After the first foreach loop, $item
is still a reference to some value which is also being used by $arr[2]
. So each foreach call in the second loop, which does not call by reference, replaces that value, and thus $arr[2]
, with the new value.
So loop 1, the value and $arr[2]
become $arr[0]
, which is 'foo'.
Loop 2, the value and $arr[2]
become $arr[1]
, which is 'bar'.
Loop 3, the value and $arr[2]
become $arr[2]
, which is 'bar' (because of loop 2).
The value 'baz' is actually lost at the first call of the second foreach loop.
Debugging the Output
For each iteration of the loop, we'll echo the value of $item
as well as recursively print the array $arr
.
When the first loop is run through, we see this output:
foo
Array ( [0] => foo [1] => bar [2] => baz )
bar
Array ( [0] => foo [1] => bar [2] => baz )
baz
Array ( [0] => foo [1] => bar [2] => baz )
At the end of the loop, $item
is still pointing to the same place as $arr[2]
.
When the second loop is run through, we see this output:
foo
Array ( [0] => foo [1] => bar [2] => foo )
bar
Array ( [0] => foo [1] => bar [2] => bar )
bar
Array ( [0] => foo [1] => bar [2] => bar )
You'll notice how each time array put a new value into $item
, it also updated $arr[3]
with that same value, since they are both still pointing to the same location.
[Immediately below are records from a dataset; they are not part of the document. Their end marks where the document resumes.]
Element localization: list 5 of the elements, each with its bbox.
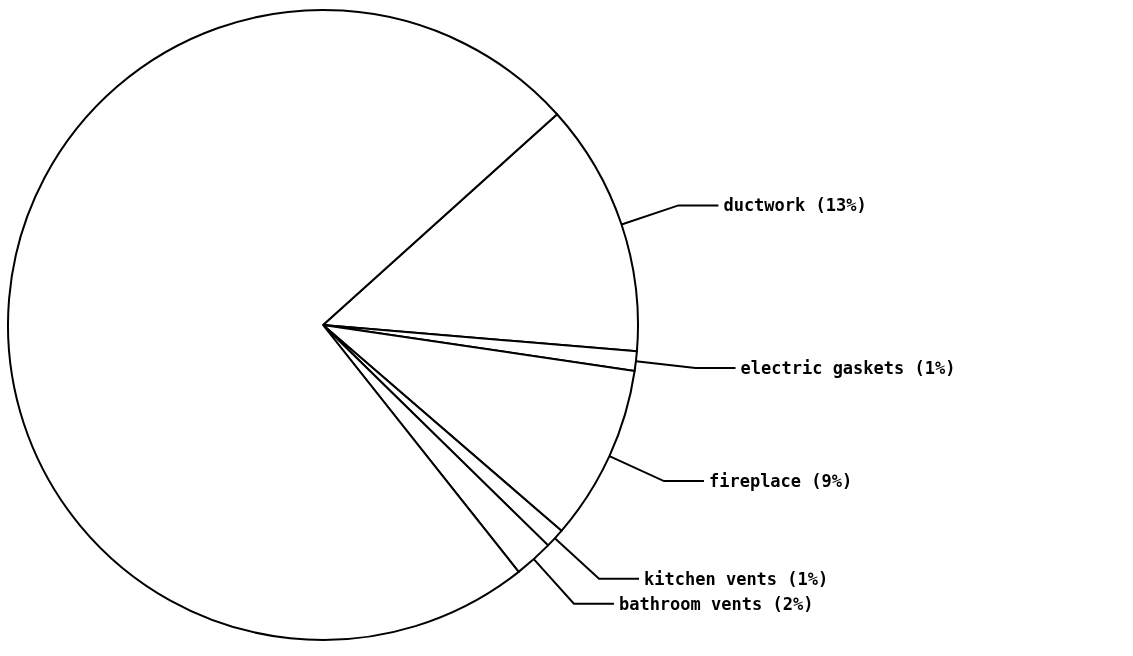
slice-label: kitchen vents (1%) — [644, 568, 829, 589]
slice-label: bathroom vents (2%) — [618, 593, 814, 614]
slice-label: fireplace (9%) — [708, 471, 853, 492]
slice-label: ductwork (13%) — [723, 195, 867, 216]
slice-label: electric gaskets (1%) — [740, 358, 956, 379]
When the loop gets to the third value of the array, it will contain the value bar
because it was just set by the previous iteration of that loop.
Is it a bug?
No. This is the behavior of a referenced item, and not a bug. It would be similar to running something like:
for ($i = 0; $i < count($arr); $i++) { $item = $arr[$i]; }
A foreach loop isn't special in nature in which it can ignore referenced items. It's simply setting that variable to the new value each time like you would outside of a loop.